Fuel Efficiency Plan Aims for Big Savings
The White House says its proposal would exceed what Congress required, but gives new flexibility to automakers
In a move that it says will save drivers more than $100 billion in fuel costs, the Bush administration today unveiled its plan for boosting the mileage of the nation's passenger cars, minivans, and sport utility vehicles to an average 35 miles per gallon by 2020, up from about 25 mpg today.
Congress mandated the move in the big energy bill passed in December, the first overall improvement in U.S. fuel economy in nearly 30 years. The Department of Transportation's National Traffic Highway Safety Administration projects that under its plan, passenger cars would average 31.2 miles per gallon and light trucks, including minivans and sport utility vehicles, would average 25 mpg in model year 2011—the first goalpost in the program.
But the proposal would give auto manufacturers flexibility, and would introduce a new program in which carmakers who do better than required could "trade" credits to automakers who turn out vehicles that don't meet the standards.
The Bush administration projects that this approach would result in an annual increase of 4.5 percent, with cars reaching a 35.7 mpg average, and light trucks a 28.6 mpg average, by 2015, in the so-called Corporate Average Fuel Economy program. Noting that the plan would surpass the 3.3 percent annual increase mandated by Congress, Transportation Secretary Mary Peters said, "This proposal will also help us all breathe a little easier by reducing carbon dioxide emissions from tailpipes, cutting fuel consumption, and making driving a little more affordable."
NHTSA estimates that the proposal, which is now open for public comment before being finalized, will cost automakers $16 billion, which they will pass along to consumers in the form of higher vehicle prices. NHTSA estimates it will take consumers on average 56 months to see enough gasoline savings to offset the higher price of the cars and light trucks. But NHTSA did that calculation under the assumption that gasoline will be a lot cheaper than it is today; the agency estimated a range of $2.26 per gallon in 2016 to $2.51 per gallon in 2030.
The price of gasoline ratcheted up 12 cents in the last week to an all-time high of $3.51 per gallon.
For a discussion of the disputed cost of improving fuel efficiency: How the Energy Bill Will Change the Car You Drive and How They Can Squeeze More Miles From the Gallon.

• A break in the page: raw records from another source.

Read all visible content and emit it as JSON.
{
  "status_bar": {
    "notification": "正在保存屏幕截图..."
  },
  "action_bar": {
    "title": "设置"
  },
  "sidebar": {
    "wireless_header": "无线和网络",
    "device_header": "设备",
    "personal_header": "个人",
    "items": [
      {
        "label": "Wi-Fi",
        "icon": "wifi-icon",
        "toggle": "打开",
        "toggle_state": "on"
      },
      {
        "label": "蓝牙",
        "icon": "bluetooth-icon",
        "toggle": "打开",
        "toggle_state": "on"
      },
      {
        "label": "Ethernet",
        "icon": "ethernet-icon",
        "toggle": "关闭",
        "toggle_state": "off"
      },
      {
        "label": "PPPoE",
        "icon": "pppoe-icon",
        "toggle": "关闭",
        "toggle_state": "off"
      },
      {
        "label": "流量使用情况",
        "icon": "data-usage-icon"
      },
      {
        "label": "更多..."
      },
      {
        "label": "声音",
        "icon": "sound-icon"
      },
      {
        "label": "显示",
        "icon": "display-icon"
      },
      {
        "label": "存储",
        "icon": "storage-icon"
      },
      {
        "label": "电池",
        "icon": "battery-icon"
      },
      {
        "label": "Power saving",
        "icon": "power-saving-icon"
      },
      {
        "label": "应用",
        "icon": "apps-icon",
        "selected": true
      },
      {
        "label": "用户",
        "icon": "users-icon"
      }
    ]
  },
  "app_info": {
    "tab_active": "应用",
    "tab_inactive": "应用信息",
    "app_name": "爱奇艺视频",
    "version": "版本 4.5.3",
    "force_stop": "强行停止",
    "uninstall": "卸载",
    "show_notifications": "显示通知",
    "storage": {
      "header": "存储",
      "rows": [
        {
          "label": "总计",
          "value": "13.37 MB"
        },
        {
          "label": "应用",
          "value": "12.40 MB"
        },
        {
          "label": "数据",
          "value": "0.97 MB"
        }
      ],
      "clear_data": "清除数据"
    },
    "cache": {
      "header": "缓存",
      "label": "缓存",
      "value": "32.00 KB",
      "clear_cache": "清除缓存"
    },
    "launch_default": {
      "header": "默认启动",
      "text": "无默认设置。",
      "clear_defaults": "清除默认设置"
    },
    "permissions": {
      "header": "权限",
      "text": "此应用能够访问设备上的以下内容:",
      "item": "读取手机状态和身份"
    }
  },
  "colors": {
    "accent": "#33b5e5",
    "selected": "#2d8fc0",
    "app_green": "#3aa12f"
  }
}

U.S. News also looked at how the political momentum for fuel efficiency improvement became unstoppable in A New Front in the Fuel Fight.
Reader Comments
100% correct
No, disagreement, sir. Your last statement (energy conservation) won myself over to save up my junior year of high school, and work two jobs over this upcoming summer.
Thanks
Energy conservation
In summer 2007, driving a 1995 Cadillac SLS, I got 30 MPG in lieu of 22 as follows. Filling up at 6 AM, because gas weighs more when cooler, turn off AC and cruise control which gives a constant velocity because better gas mileage is made using a constant acceleration. A clean waxed car has a lower drag. And last but not least driving 60 MPH in lieu of 75. Drag coefficeint (Dc) is velocity squared. At 55 MPH Dc is 3025, but at 75 MPH Dc is 5625 almost double and gas mileage is much less at 75 MPH.
To assure the data was valid, I made a similar trip in December 2007 and again got 30 MPG using the same scheme.
The Mobil Economy Run made a similar test more that 3 decades ago driving a Ford Pinto and got 35 MPG.
Restriction on gas prices
It would be great to stop the increases at the pump. I don't think it will happen. I'm just south of the Canadian oil boom where we are extracting the very expensive Athabasca oil sands. With normal labor costs, it would be $20.00 a barrel to extract this stuff. With labor shortages and materials in short demand it is now in the $50.00 and up range. Brazil is looking at a very expensive off-shore site, America is looking at the very expensive option of extracting oil from shale in North Dakota. Less and less of our crude comes from putting a pump on the prairies and getting the oil for $2 a barrel. Sure some of what we are feeling at the gas pump is just wall street investors speculating, but the day of really cheap gas may be over. I think this article on more fuel efficient vehicles in the painful truth that the best way to reduce our fuel bill will be to reduce our fuel consumption.